Le ministère de l’Intérieur estime que le rapport Baudis épinglant la Police pour des atteintes aux droits des migrants à Calais (Pas-de-Calais) est basé sur des “propos non vérifiables” et des “faits anciens”, a-t-on appris samedi. “Les faits évoqués (…) reposent essentiellement sur des déclarations de responsables d’associations rapportant des propos non vérifiables et concernant des faits anciens qu’aucun élément objectif ne peut soutenir aujourd’hui”, affirme Thierry Lataste, directeur de cabinet du ministre de l’Intérieur dans un courrier à M. Baudis daté du 6 mars.

En novembre 2012, le Défenseur des droits Dominique Baudis avait déploré des violations par les forces de l’ordre des droits des migrants présents dans la région de Calais (Pas-de-Calais) et demandé au ministre de l’Intérieur d’y remédier. M. Baudis avait été saisi par des ONG et associations de la région dénonçant le “harcèlement constant et quotidien dont seraient victimes les migrants présents dans le Calaisis de la part des forces de l’ordre”.

Suite à ce rapport, le ministère de l’Intérieur répond avoir confié à l’Inspection générale de la Police nationale (IGPN) une “étude sur les rapports police-population dans le Calaisis”. Selon le ministère de l’Intérieur, les enquêtes diligentées sur des faits déjà connus avant la publication du rapport “n’ont pas permis (…) d’établir des comportements constitutifs de manquement aux règles disciplinaires et déontologiques de la part des fonctionnaires de Police”. Les “faits nouveaux” cités par M. Baudis seront soumis à un “examen attentif”, pouvant déboucher sur des sanctions disciplinaires, précise le courrier.

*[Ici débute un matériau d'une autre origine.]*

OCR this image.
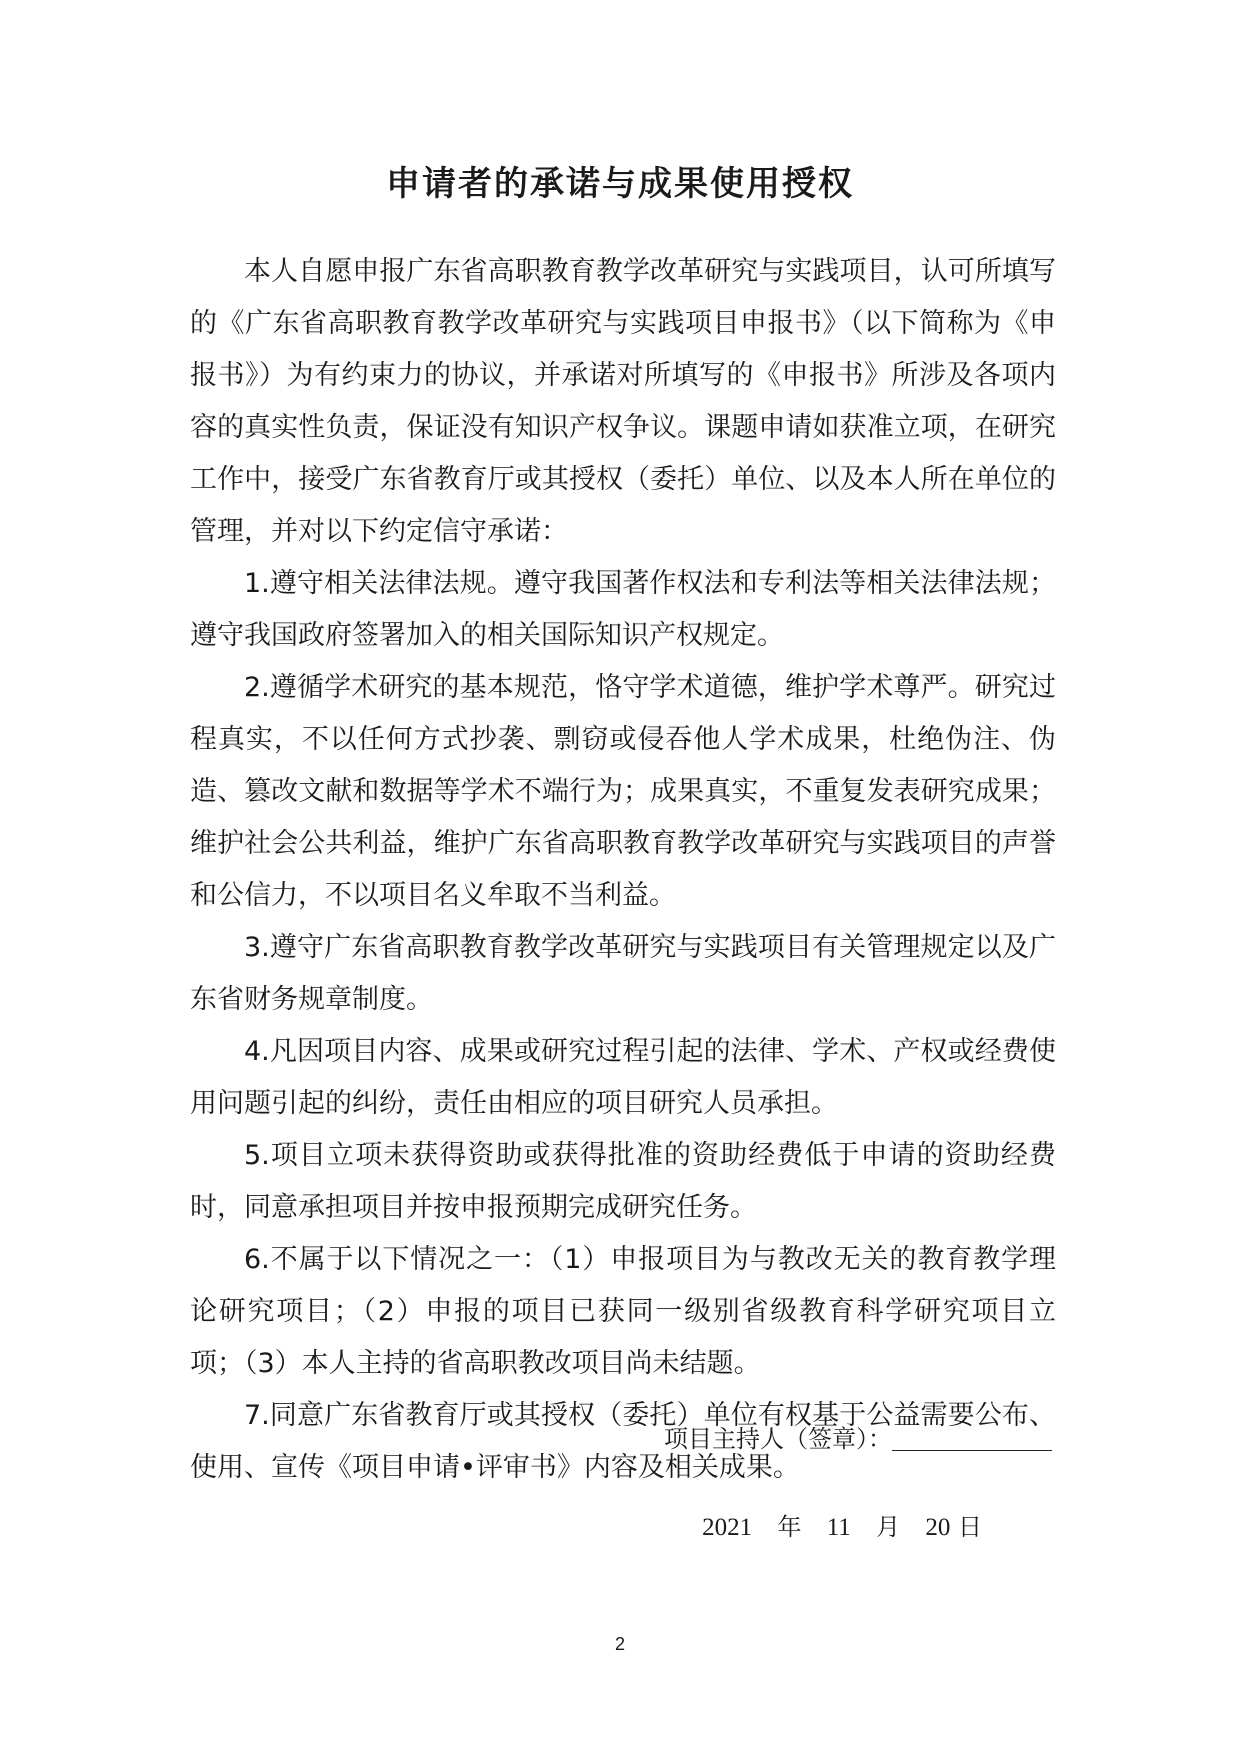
申请者的承诺与成果使用授权

本人自愿申报广东省高职教育教学改革研究与实践项目，认可所填写的《广东省高职教育教学改革研究与实践项目申报书》（以下简称为《申报书》）为有约束力的协议，并承诺对所填写的《申报书》所涉及各项内容的真实性负责，保证没有知识产权争议。课题申请如获准立项，在研究工作中，接受广东省教育厅或其授权（委托）单位、以及本人所在单位的管理，并对以下约定信守承诺：

1.遵守相关法律法规。遵守我国著作权法和专利法等相关法律法规；遵守我国政府签署加入的相关国际知识产权规定。

2.遵循学术研究的基本规范，恪守学术道德，维护学术尊严。研究过程真实，不以任何方式抄袭、剽窃或侵吞他人学术成果，杜绝伪注、伪造、篡改文献和数据等学术不端行为；成果真实，不重复发表研究成果；维护社会公共利益，维护广东省高职教育教学改革研究与实践项目的声誉和公信力，不以项目名义牟取不当利益。

3.遵守广东省高职教育教学改革研究与实践项目有关管理规定以及广东省财务规章制度。

4.凡因项目内容、成果或研究过程引起的法律、学术、产权或经费使用问题引起的纠纷，责任由相应的项目研究人员承担。

5.项目立项未获得资助或获得批准的资助经费低于申请的资助经费时，同意承担项目并按申报预期完成研究任务。

6.不属于以下情况之一：（1）申报项目为与教改无关的教育教学理论研究项目；（2）申报的项目已获同一级别省级教育科学研究项目立项；（3）本人主持的省高职教改项目尚未结题。

7.同意广东省教育厅或其授权（委托）单位有权基于公益需要公布、使用、宣传《项目申请•评审书》内容及相关成果。

项目主持人（签章）：
2021 年 11 月 20 日
2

A propos des contrôles d’identité, critiqués dans le rapport, le ministère assure qu’ils “ne sont pas destinés à harceler les migrants”. “Depuis 2010, il n’y a plus de contrôles à proximité des lieux de repas et de soins (…) La situation décrite dans votre décision n’est donc plus d’actualité”, précise la lettre du ministère, qui assure avoir “demandé à ce que les instructions en matière de vérification d’identité soient rappelées”. Après enquête de ses services, M. Baudis avait dit avoir constaté “que des contrôles d’identité, des interpellations et des conduites au commissariat” étaient souvent effectués sur une même personne, dans un délai rapproché et “à proximité des lieux de repas et de soins”, en violation de dispositions sur l’aide humanitaire aux étrangers en situation irrégulière.